When Michelle Obama entered the House chamber for the State of the Union address on Tuesday night, I blurted out to my TV screen, "She's wearing a suit!"
It was a Michael Kors salt-and-pepper tweed suit, to be exact, with a portrait collar jacket and pencil skirt. It’s from Kors’ fall 2013 ready-to-wear collection, and it was the same suit, social media eagle eyes were quick to point out, worn by Julianna Margulies in an episode of TV’s “The Good Wife,” where she plays a defense attorney.
While Obama might have been stepping away from her signature look of a feminine full skirt or dress, worn with a sweet, belted cardigan, she was hewing closer to the look of several other current pop culture icons of workplace style, including Kerry Washington’s crisis manager character, Olivia Pope, on “Scandal” and Julia Louis-Dreyfus’ Selina Meyer character on “Veep.”
Perhaps the first lady’s fierce suit was meant to suggest that she's ready to move on from her role as dutiful first wife, and get back to a life of corporate lawyering after her husband leaves office in two years’ time. Or perhaps she, like me, has just been feeling a suit moment.
I've been thinking a lot about the '90s-era power suit lately, the kind I wore from Anne Klein, Jones New York and even Bebe (I swear, it was different back then!) when I started my own career in Washington, D.C. Eventually, I graduated to Armani, buying jackets and pants at the super-secret outlet in Milan when I was there for fashion week, back when outlet malls weren’t on the outskirts of every city.

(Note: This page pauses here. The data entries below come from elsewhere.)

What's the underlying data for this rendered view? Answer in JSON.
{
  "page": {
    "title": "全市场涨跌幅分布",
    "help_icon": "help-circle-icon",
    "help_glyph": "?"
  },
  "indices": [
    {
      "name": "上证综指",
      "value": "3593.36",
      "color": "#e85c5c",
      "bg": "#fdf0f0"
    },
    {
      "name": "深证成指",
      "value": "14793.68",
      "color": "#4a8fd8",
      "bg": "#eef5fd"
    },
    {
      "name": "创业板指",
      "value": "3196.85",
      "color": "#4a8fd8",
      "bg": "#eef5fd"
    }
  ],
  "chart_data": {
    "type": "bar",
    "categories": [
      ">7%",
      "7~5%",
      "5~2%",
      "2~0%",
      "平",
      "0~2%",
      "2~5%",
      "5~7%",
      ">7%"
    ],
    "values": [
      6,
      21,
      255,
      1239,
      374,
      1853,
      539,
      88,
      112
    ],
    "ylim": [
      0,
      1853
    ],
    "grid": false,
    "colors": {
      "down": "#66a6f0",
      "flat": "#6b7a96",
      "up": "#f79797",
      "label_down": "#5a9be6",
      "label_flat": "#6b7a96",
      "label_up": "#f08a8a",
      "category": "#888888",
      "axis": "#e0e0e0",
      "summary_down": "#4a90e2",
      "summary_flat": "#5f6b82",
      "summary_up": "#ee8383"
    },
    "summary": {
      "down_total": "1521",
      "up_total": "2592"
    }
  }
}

There was something so easy about a having a matching jacket and skirt or pants. It was tidy, unfussy, a no-brainer. Just add heels and a necklace or pin! There was no need to think in the morning, just reach for a clean suit -- just like a man.
In the 20 or so years since then, work attire has changed (thank you, Microsoft and Apple). The casual revolution has meant that many of us can wear jeans to the office with whatever on top. Fashion has changed too. Individuality is prized thanks in part to the rise of style bloggers and their social media forum, which prizes working your own look, not a same-looking suit.
And yet, in recent months, I've found myself watching "X Files" reruns from the 1990s, just so I can admire Gillian Anderson's drapey black silk pantsuits and chunky pumps. (Good news fans, Fox appears to be rebooting the series!) I’ve also been watching "Seinfeld" reruns, and thinking the big shoulders on Elaine’s oversized jackets look so authoritative -- and pretty -- even with the scrunchies in her hair.
With all the talk about feminism this past runway-show season, maybe it’s time for the women's suit to come around again. At Chanel’s spring 2015 runway show, Karl Lagerfeld flew the flag for feminism, but dressed it in throwback looks inspired by the 1960s and '70s. He was showing us individuals, and gave us the idea that they had the power together to make change. But maybe there is more power in looking the same. Marc Jacobs hinted at the idea of women wanting a uniform in his spring show, a riff on military fatigues cut in every way imaginable.
No doubt, many women would say that the pressure to dress like a style blogger, in a different, perfectly accessorized outfit every day, is a distraction from getting the real work of feminism done. There could be some truth to that. Maybe we should all try on suits instead and find out. But not Michelle Obama's Michael Kors suit; it’s already sold out.